Sobre o “Nós.Mulheres: pela equidade de gênero étnico-racial” da UFPA, Tainara Pinheiro fala a respeito da atuação, dos objetivos e das linhas de pesquisas do Grupo. “O Nós.Mulheres atua exatamente pensando nas interseccionalidades, entendidas como as diversas identidades das pessoas e que atravessam os seus corpos. Então, eu não posso pensar em uma mulher sem pensar qual a sua raça, faixa etária, etc., pois tudo isso influencia e forma aquela pessoa. A ideia do Grupo de Pesquisa é atuar exatamente a partir da interseccionalidade, como metodologia de análise do feminismo negro, principal área de atuação dentro do Grupo”, conta a pesquisadora.

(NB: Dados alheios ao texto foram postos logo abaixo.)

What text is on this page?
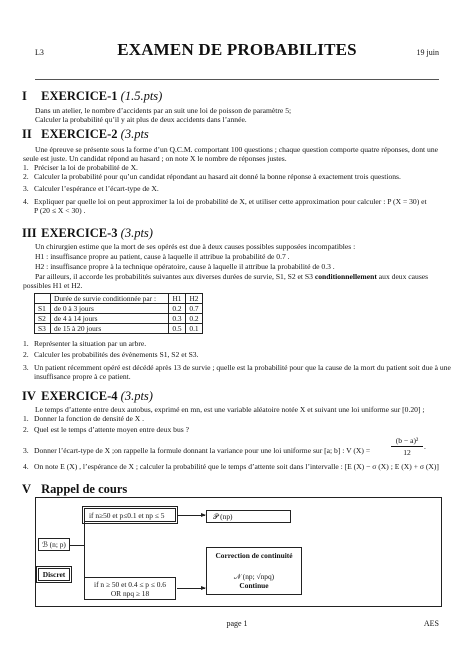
L3	EXAMEN DE PROBABILITES	19 juin
I EXERCICE-1 (1.5.pts)
Dans un atelier, le nombre d’accidents par an suit une loi de poisson de paramètre 5;
Calculer la probabilité qu’il y ait plus de deux accidents dans l’année.
II EXERCICE-2 (3.pts
Une épreuve se présente sous la forme d’un Q.C.M. comportant 100 questions ; chaque question comporte quatre réponses, dont une
seule est juste. Un candidat répond au hasard ; on note X le nombre de réponses justes.
1. Préciser la loi de probabilité de X.
2. Calculer la probabilité pour qu’un candidat répondant au hasard ait donné la bonne réponse à exactement trois questions.
3. Calculer l’espérance et l’écart-type de X.
4. Expliquer par quelle loi on peut approximer la loi de probabilité de X, et utiliser cette approximation pour calculer : P (X = 30) et
P (20 ≤ X < 30) .
III EXERCICE-3 (3.pts)
Un chirurgien estime que la mort de ses opérés est due à deux causes possibles supposées incompatibles :
H1 : insuffisance propre au patient, cause à laquelle il attribue la probabilité de 0.7 .
H2 : insuffisance propre à la technique opératoire, cause à laquelle il attribue la probabilité de 0.3 .
Par ailleurs, il accorde les probabilités suivantes aux diverses durées de survie, S1, S2 et S3 conditionnellement aux deux causes
possibles H1 et H2.
	Durée de survie conditionnée par :	H1	H2
S1	de 0 à 3 jours	0.2	0.7
S2	de 4 à 14 jours	0.3	0.2
S3	de 15 à 20 jours	0.5	0.1
1. Représenter la situation par un arbre.
2. Calculer les probabilités des évènements S1, S2 et S3.
3. Un patient récemment opéré est décédé après 13 de survie ; quelle est la probabilité pour que la cause de la mort du patient soit due à une
insuffisance propre à ce patient.
IV EXERCICE-4 (3.pts)
Le temps d’attente entre deux autobus, exprimé en mn, est une variable aléatoire notée X et suivant une loi uniforme sur [0.20] ;
1. Donner la fonction de densité de X .
2. Quel est le temps d’attente moyen entre deux bus ?
3. Donner l’écart-type de X ;on rappelle la formule donnant la variance pour une loi uniforme sur [a; b] : V (X) =
(b − a)²
12
.
4. On note E (X) , l’espérance de X ; calculer la probabilité que le temps d’attente soit dans l’intervalle : [E (X) − σ (X) ; E (X) + σ (X)]
V Rappel de cours
if n≥50 et p≤0.1 et np ≤ 5	𝒫 (np)
ℬ (n; p)
Discret
if n ≥ 50 et 0.4 ≤ p ≤ 0.6
OR npq ≥ 18
Correction de continuité
𝒩 (np; √npq)
Continue
page 1	AES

O Nós.Mulheres, coordenado pela professora Mônica Prates Conrado, atua nas seguintes linhas de pesquisa: mídia e racismo, juventudes negras, gênero e violência, gênero e práticas educacionais, ações afirmativas em torno das populações negras, masculinidades negras, trans e travestis negras, estéticas e performances sexuais e de gêneros, lesbianidades negras e feminismos negros. “Às vezes, falamos de gênero e pensamos espontaneamente em mulheres, gênero feminino. Porém, o Nós.Mulheres atua pensando tanto no gênero feminino quanto no gênero masculino. A ideia é pensar o gênero e o próprio feminismo para além de algo específico de mulheres, mas as relações entre gêneros”, diz Tainara Pinheiro.

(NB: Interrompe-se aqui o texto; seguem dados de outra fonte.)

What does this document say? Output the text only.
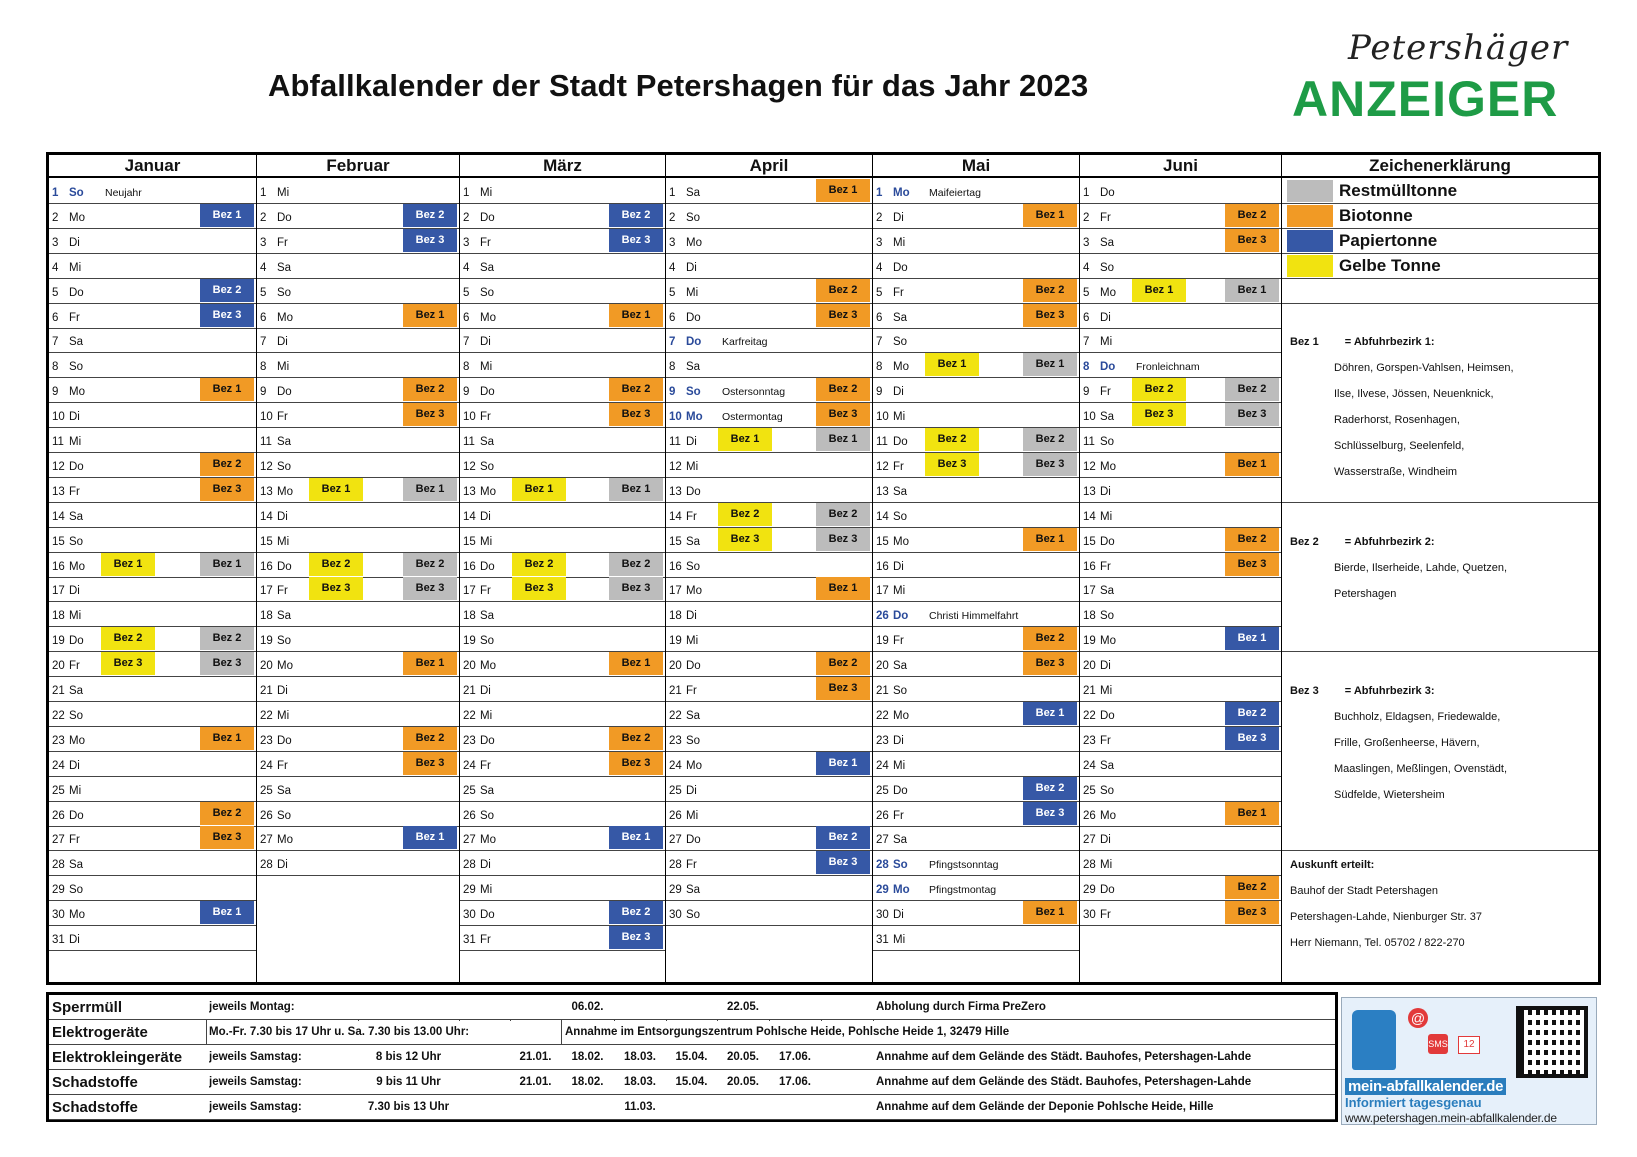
Abfallkalender der Stadt Petershagen für das Jahr 2023
Petershäger
ANZEIGER
Januar
1 So Neujahr
2 Mo	Bez 1
3 Di
4 Mi
5 Do	Bez 2
6 Fr	Bez 3
7 Sa
8 So
9 Mo	Bez 1
10 Di
11 Mi
12 Do	Bez 2
13 Fr	Bez 3
14 Sa
15 So
16 Mo	Bez 1	Bez 1
17 Di
18 Mi
19 Do	Bez 2	Bez 2
20 Fr	Bez 3	Bez 3
21 Sa
22 So
23 Mo	Bez 1
24 Di
25 Mi
26 Do	Bez 2
27 Fr	Bez 3
28 Sa
29 So
30 Mo	Bez 1
31 Di
Februar
1 Mi
2 Do	Bez 2
3 Fr	Bez 3
4 Sa
5 So
6 Mo	Bez 1
7 Di
8 Mi
9 Do	Bez 2
10 Fr	Bez 3
11 Sa
12 So
13 Mo	Bez 1	Bez 1
14 Di
15 Mi
16 Do	Bez 2	Bez 2
17 Fr	Bez 3	Bez 3
18 Sa
19 So
20 Mo	Bez 1
21 Di
22 Mi
23 Do	Bez 2
24 Fr	Bez 3
25 Sa
26 So
27 Mo	Bez 1
28 Di
März
1 Mi
2 Do	Bez 2
3 Fr	Bez 3
4 Sa
5 So
6 Mo	Bez 1
7 Di
8 Mi
9 Do	Bez 2
10 Fr	Bez 3
11 Sa
12 So
13 Mo	Bez 1	Bez 1
14 Di
15 Mi
16 Do	Bez 2	Bez 2
17 Fr	Bez 3	Bez 3
18 Sa
19 So
20 Mo	Bez 1
21 Di
22 Mi
23 Do	Bez 2
24 Fr	Bez 3
25 Sa
26 So
27 Mo	Bez 1
28 Di
29 Mi
30 Do	Bez 2
31 Fr	Bez 3
April
1 Sa	Bez 1
2 So
3 Mo
4 Di
5 Mi	Bez 2
6 Do	Bez 3
7 Do Karfreitag
8 Sa
9 So Ostersonntag	Bez 2
10 Mo Ostermontag	Bez 3
11 Di	Bez 1	Bez 1
12 Mi
13 Do
14 Fr	Bez 2	Bez 2
15 Sa	Bez 3	Bez 3
16 So
17 Mo	Bez 1
18 Di
19 Mi
20 Do	Bez 2
21 Fr	Bez 3
22 Sa
23 So
24 Mo	Bez 1
25 Di
26 Mi
27 Do	Bez 2
28 Fr	Bez 3
29 Sa
30 So
Mai
1 Mo Maifeiertag
2 Di	Bez 1
3 Mi
4 Do
5 Fr	Bez 2
6 Sa	Bez 3
7 So
8 Mo	Bez 1	Bez 1
9 Di
10 Mi
11 Do	Bez 2	Bez 2
12 Fr	Bez 3	Bez 3
13 Sa
14 So
15 Mo	Bez 1
16 Di
17 Mi
26 Do Christi Himmelfahrt
19 Fr	Bez 2
20 Sa	Bez 3
21 So
22 Mo	Bez 1
23 Di
24 Mi
25 Do	Bez 2
26 Fr	Bez 3
27 Sa
28 So Pfingstsonntag
29 Mo Pfingstmontag
30 Di	Bez 1
31 Mi
Juni
1 Do
2 Fr	Bez 2
3 Sa	Bez 3
4 So
5 Mo	Bez 1	Bez 1
6 Di
7 Mi
8 Do Fronleichnam
9 Fr	Bez 2	Bez 2
10 Sa	Bez 3	Bez 3
11 So
12 Mo	Bez 1
13 Di
14 Mi
15 Do	Bez 2
16 Fr	Bez 3
17 Sa
18 So
19 Mo	Bez 1
20 Di
21 Mi
22 Do	Bez 2
23 Fr	Bez 3
24 Sa
25 So
26 Mo	Bez 1
27 Di
28 Mi
29 Do	Bez 2
30 Fr	Bez 3
Zeichenerklärung
Restmülltonne
Biotonne
Papiertonne
Gelbe Tonne
Bez 1 = Abfuhrbezirk 1:
Döhren, Gorspen-Vahlsen, Heimsen,
Ilse, Ilvese, Jössen, Neuenknick,
Raderhorst, Rosenhagen,
Schlüsselburg, Seelenfeld,
Wasserstraße, Windheim
Bez 2 = Abfuhrbezirk 2:
Bierde, Ilserheide, Lahde, Quetzen,
Petershagen
Bez 3 = Abfuhrbezirk 3:
Buchholz, Eldagsen, Friedewalde,
Frille, Großenheerse, Hävern,
Maaslingen, Meßlingen, Ovenstädt,
Südfelde, Wietersheim
Auskunft erteilt:
Bauhof der Stadt Petershagen
Petershagen-Lahde, Nienburger Str. 37
Herr Niemann, Tel. 05702 / 822-270
Sperrmüll	jeweils Montag:	06.02.	22.05.	Abholung durch Firma PreZero
Elektrogeräte	Mo.-Fr. 7.30 bis 17 Uhr u. Sa. 7.30 bis 13.00 Uhr:	Annahme im Entsorgungszentrum Pohlsche Heide, Pohlsche Heide 1, 32479 Hille
Elektrokleingeräte jeweils Samstag:	8 bis 12 Uhr	21.01.	18.02.	18.03.	15.04.	20.05.	17.06.	Annahme auf dem Gelände des Städt. Bauhofes, Petershagen-Lahde
Schadstoffe	jeweils Samstag:	9 bis 11 Uhr	21.01.	18.02.	18.03.	15.04.	20.05.	17.06.	Annahme auf dem Gelände des Städt. Bauhofes, Petershagen-Lahde
Schadstoffe	jeweils Samstag:	7.30 bis 13 Uhr	11.03.	Annahme auf dem Gelände der Deponie Pohlsche Heide, Hille
@
SMS	12
mein-abfallkalender.de
Informiert tagesgenau
www.petershagen.mein-abfallkalender.de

Os principais objetivos do Grupo são produzir projetos acadêmicos, assim como construir e fomentar os debates sobre as temáticas dentro da Universidade. A estudante de Ciências Sociais conta também que o Grupo recebe o apoio e parcerias de ONGs, comunidades tradicionais, organizações do movimento negro de Belém e de redes de mulheres negras de Belém. “Eu atuo sob orientação da professora Mônica Conrado, na linha de feminismos negros. O meu projeto agora é pensar como mulheres negras, dentro da Universidade Federal do Pará, campus Belém, têm experiências com situações de racismo e sexismo, institucionais ou não, dentro do espaço da Universidade. Nas entrevistas, ouço fortes relatos de mulheres que sofrem dentro da Instituição e, muitas vezes, as violências são provenientes de colegas de classe, professores e por fiscais de segurança. São violências diretas, relacionadas ao gênero e à raça”, revela Tainara Pinheiro.

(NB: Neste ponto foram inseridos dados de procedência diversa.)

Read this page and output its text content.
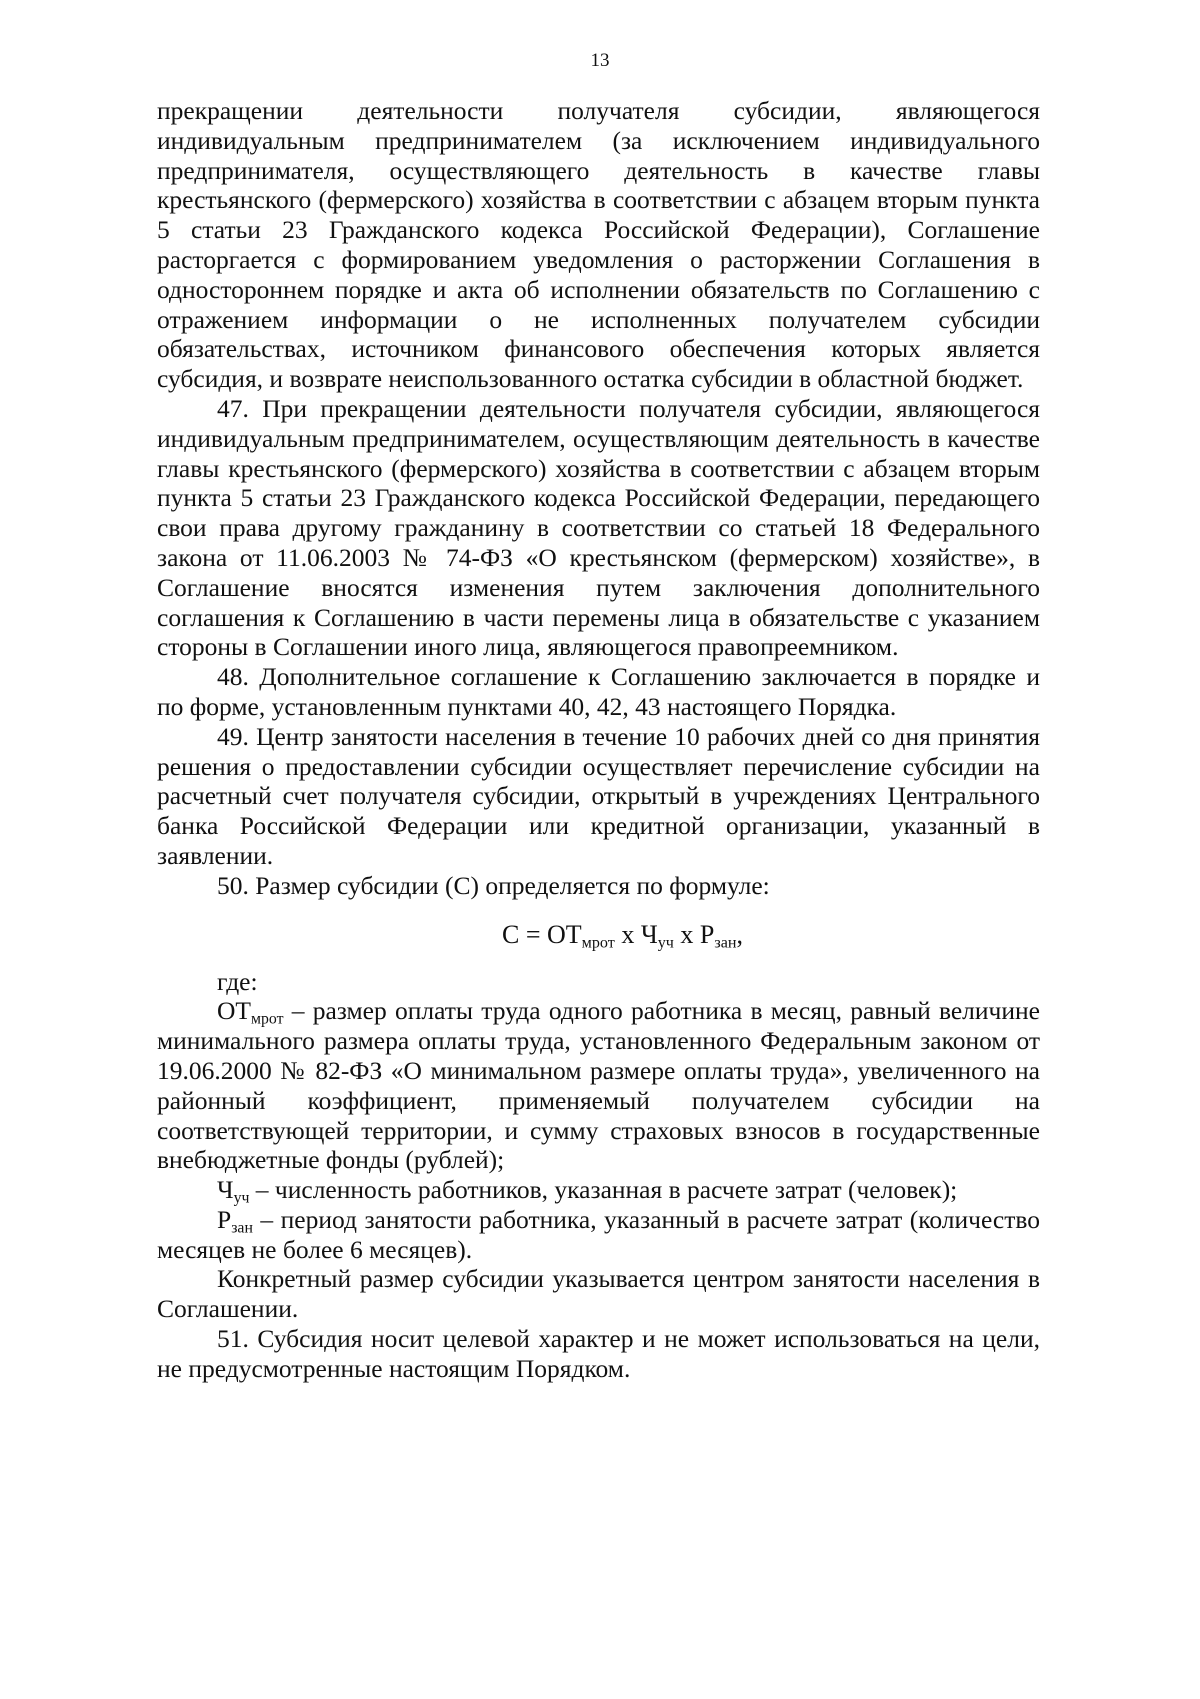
13

прекращении деятельности получателя субсидии, являющегося индивидуальным предпринимателем (за исключением индивидуального предпринимателя, осуществляющего деятельность в качестве главы крестьянского (фермерского) хозяйства в соответствии с абзацем вторым пункта 5 статьи 23 Гражданского кодекса Российской Федерации), Соглашение расторгается с формированием уведомления о расторжении Соглашения в одностороннем порядке и акта об исполнении обязательств по Соглашению с отражением информации о не исполненных получателем субсидии обязательствах, источником финансового обеспечения которых является субсидия, и возврате неиспользованного остатка субсидии в областной бюджет.

47. При прекращении деятельности получателя субсидии, являющегося индивидуальным предпринимателем, осуществляющим деятельность в качестве главы крестьянского (фермерского) хозяйства в соответствии с абзацем вторым пункта 5 статьи 23 Гражданского кодекса Российской Федерации, передающего свои права другому гражданину в соответствии со статьей 18 Федерального закона от 11.06.2003 № 74-ФЗ «О крестьянском (фермерском) хозяйстве», в Соглашение вносятся изменения путем заключения дополнительного соглашения к Соглашению в части перемены лица в обязательстве с указанием стороны в Соглашении иного лица, являющегося правопреемником.

48. Дополнительное соглашение к Соглашению заключается в порядке и по форме, установленным пунктами 40, 42, 43 настоящего Порядка.

49. Центр занятости населения в течение 10 рабочих дней со дня принятия решения о предоставлении субсидии осуществляет перечисление субсидии на расчетный счет получателя субсидии, открытый в учреждениях Центрального банка Российской Федерации или кредитной организации, указанный в заявлении.

50. Размер субсидии (С) определяется по формуле:

$С = ОТ_{мрот}$ х $Ч_{уч}$ х $Р_{зан}$,

где:

$ОТ_{мрот}$ – размер оплаты труда одного работника в месяц, равный величине минимального размера оплаты труда, установленного Федеральным законом от 19.06.2000 № 82-ФЗ «О минимальном размере оплаты труда», увеличенного на районный коэффициент, применяемый получателем субсидии на соответствующей территории, и сумму страховых взносов в государственные внебюджетные фонды (рублей);

$Ч_{уч}$ – численность работников, указанная в расчете затрат (человек);

$Р_{зан}$ – период занятости работника, указанный в расчете затрат (количество месяцев не более 6 месяцев).

Конкретный размер субсидии указывается центром занятости населения в Соглашении.

51. Субсидия носит целевой характер и не может использоваться на цели, не предусмотренные настоящим Порядком.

Essas violências relatadas por Tainara e outros tipos de agressões a mulheres são registrados na DEAM, a Divisão Especializada no Atendimento à Mulher. A DEAM trabalha integradamente com o Propaz Mulher, dentro de um mesmo prédio. Serviços como o de acolhimento e atendimento policial à vítima são oferecidos pela divisão especializada. “Primeiramente, a vítima é acolhida pelas assistentes sociais. Se for identificado crime, ela será encaminhada à delegacia. Na delegacia, serão feitos alguns questionamentos e, a partir disso, será feito o boletim de ocorrência. Neste momento, também é oferecida a ela a medida protetiva. Depois, enviamos o caso para a Justiça”, explica a delegada.

Segundo a diretora Janice Aguiar, no Pará existem 16 Divisões Especializadas no Atendimento À Mulher. “Nós temos no mesmo local um atendimento multiprofissional. Temos enfermeiras, assistentes sociais, psicólogas, peritas. Desse modo, a polícia consegue se concentrar no trabalho dela e é um grande avanço, também, para a vítima”, diz. A DEAM de Belém fica no bairro do Marco e atende toda a Região Metropolitana. A DEAM de Ananindeua está em fase de término de construção.